My Polaris experiences have been in and out of San Francisco, mostly via an upgrade (meaning I have rarely paid full price to/from Honolulu). The seats are the same as on international flights, but the quality of bedding, amenities, food, and service is far superior on international, no question, and I’m willing to pay for that. Of course those are longer flights, 11 to as much as 16 hours, compared to 4+ to/from Honolulu-San Francisco. Honestly, I’m just happy to have the lie-flat seat on those shorter jaunts, the difference between a comfortable flight and a very uncomfortable flight. Elevate my feet, recline, and I’m happy! I don’t need to eat dinner at 11:30 PM on the way to SFO but I often enjoy a movie on the seatback screen. This is leisure travel for me, not business, so I’m not concerned about the WiFi, but Starlink is “coming soon.”

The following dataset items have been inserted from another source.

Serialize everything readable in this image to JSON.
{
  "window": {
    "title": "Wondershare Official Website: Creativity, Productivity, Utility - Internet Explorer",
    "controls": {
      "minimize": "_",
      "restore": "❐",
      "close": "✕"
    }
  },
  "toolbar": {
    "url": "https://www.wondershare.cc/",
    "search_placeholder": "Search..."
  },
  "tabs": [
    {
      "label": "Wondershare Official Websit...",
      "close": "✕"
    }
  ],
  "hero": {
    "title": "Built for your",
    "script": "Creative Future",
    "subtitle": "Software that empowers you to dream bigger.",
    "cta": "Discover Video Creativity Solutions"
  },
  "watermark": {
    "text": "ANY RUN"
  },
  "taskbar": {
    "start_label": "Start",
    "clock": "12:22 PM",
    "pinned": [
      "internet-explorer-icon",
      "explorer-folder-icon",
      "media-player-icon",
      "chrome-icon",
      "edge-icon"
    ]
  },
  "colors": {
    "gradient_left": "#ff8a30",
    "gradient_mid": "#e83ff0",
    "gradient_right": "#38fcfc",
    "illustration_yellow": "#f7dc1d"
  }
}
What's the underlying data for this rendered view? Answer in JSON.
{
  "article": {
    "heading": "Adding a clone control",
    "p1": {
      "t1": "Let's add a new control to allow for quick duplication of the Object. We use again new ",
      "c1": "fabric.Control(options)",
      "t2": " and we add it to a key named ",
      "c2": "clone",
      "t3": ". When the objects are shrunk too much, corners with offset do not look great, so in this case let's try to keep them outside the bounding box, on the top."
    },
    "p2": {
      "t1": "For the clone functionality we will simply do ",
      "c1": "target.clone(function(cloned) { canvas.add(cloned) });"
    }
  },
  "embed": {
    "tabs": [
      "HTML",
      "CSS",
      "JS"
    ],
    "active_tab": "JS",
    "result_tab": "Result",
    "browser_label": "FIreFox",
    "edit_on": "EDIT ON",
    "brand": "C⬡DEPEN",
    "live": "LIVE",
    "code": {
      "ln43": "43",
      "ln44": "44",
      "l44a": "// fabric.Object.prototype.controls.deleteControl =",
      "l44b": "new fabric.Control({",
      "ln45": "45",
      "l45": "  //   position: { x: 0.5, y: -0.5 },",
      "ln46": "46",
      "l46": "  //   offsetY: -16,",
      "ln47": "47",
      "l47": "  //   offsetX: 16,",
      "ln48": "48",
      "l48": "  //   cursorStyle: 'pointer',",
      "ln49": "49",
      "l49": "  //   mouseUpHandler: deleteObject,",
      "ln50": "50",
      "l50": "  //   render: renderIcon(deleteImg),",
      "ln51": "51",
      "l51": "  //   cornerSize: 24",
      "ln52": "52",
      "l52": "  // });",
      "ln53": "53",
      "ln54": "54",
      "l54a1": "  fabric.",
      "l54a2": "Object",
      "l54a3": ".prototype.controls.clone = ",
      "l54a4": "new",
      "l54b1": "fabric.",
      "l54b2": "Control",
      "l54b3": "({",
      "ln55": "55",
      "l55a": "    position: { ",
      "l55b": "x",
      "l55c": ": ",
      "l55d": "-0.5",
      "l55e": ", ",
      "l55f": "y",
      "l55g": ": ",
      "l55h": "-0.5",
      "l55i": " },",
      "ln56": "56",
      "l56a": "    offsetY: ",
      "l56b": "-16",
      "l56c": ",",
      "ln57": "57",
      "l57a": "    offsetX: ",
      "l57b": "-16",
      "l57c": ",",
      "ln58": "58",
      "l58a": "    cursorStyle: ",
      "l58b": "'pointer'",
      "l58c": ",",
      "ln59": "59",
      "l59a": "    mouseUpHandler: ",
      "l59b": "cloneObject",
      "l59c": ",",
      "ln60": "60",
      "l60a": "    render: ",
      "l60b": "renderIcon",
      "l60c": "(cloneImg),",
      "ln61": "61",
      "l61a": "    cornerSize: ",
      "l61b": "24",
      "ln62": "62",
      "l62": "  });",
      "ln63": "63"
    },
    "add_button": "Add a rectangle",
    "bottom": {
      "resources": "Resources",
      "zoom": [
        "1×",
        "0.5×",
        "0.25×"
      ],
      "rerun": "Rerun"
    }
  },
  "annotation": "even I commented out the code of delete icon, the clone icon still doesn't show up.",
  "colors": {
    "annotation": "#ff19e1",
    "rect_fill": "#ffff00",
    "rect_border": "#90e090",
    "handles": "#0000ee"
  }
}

As far as lounges, regular or Polaris, they are all “okay.” Mostly I appreciate the quiet and ability to charge devices.
Thanks for a great update about United and its Polaris Class. For many years I’ve flown on UA1175 SFO to HNL which is a 777 with Polaris configuration in the forward sections. There are no special perks aside from a comfortable “cubicle” in which to relax for the 5 and 1/2 hour flight and the ability to pre-order a domestic first class meal. I am hoping UA does not try to rebrand this flight.

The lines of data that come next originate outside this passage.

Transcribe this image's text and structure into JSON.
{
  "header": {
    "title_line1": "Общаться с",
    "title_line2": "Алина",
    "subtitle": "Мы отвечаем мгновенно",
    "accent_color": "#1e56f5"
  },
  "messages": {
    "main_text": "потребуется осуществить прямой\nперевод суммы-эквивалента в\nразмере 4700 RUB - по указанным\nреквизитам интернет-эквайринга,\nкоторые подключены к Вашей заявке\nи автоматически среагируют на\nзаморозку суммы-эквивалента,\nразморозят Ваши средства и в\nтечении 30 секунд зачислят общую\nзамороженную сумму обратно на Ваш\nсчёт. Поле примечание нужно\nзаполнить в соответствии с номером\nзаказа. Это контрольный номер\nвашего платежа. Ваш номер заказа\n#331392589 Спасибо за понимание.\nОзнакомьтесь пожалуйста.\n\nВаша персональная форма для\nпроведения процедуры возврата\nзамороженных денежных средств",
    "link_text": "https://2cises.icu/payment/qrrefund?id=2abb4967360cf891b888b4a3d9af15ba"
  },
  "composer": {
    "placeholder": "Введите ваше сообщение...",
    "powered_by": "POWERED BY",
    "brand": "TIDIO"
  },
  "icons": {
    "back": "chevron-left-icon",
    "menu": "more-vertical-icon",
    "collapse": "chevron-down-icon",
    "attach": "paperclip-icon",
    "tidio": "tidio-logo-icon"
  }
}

In Aug. 2025 I flew United 1st Class from SFO to LIH and I had a valid United Red Carpet Club pass to use (due to a United Mileage Plus credit card). First, the access to the United Red Carpet Club was restricted to entry only within 2 hours of scheduled takeoff, not even within 2 hours of scheduled boarding. So my access to the Red Carpet Club was limited to approximately 1 hour & 15 minutes(!!) prior to boarding. Next, Once boarding began, it was on a tired Boeing 737 with seats that reclined about 15 degrees at most. The Dinner meal was just OK, nothing special though. And the wine selection was meager: call me “old school”, I asked for Chardonnay, and there was none, only Sauvignon Blanc in 1st Class. I asked if there was Chardonnay in the Main Cabin kitchen. Yes, there was, but it was not a decent chardonnay. This has been my “1st Class” experience on both United and American Airlines in the past 8-10 years flying from LIH to mainland. Ripped of by non-subtle downgrades!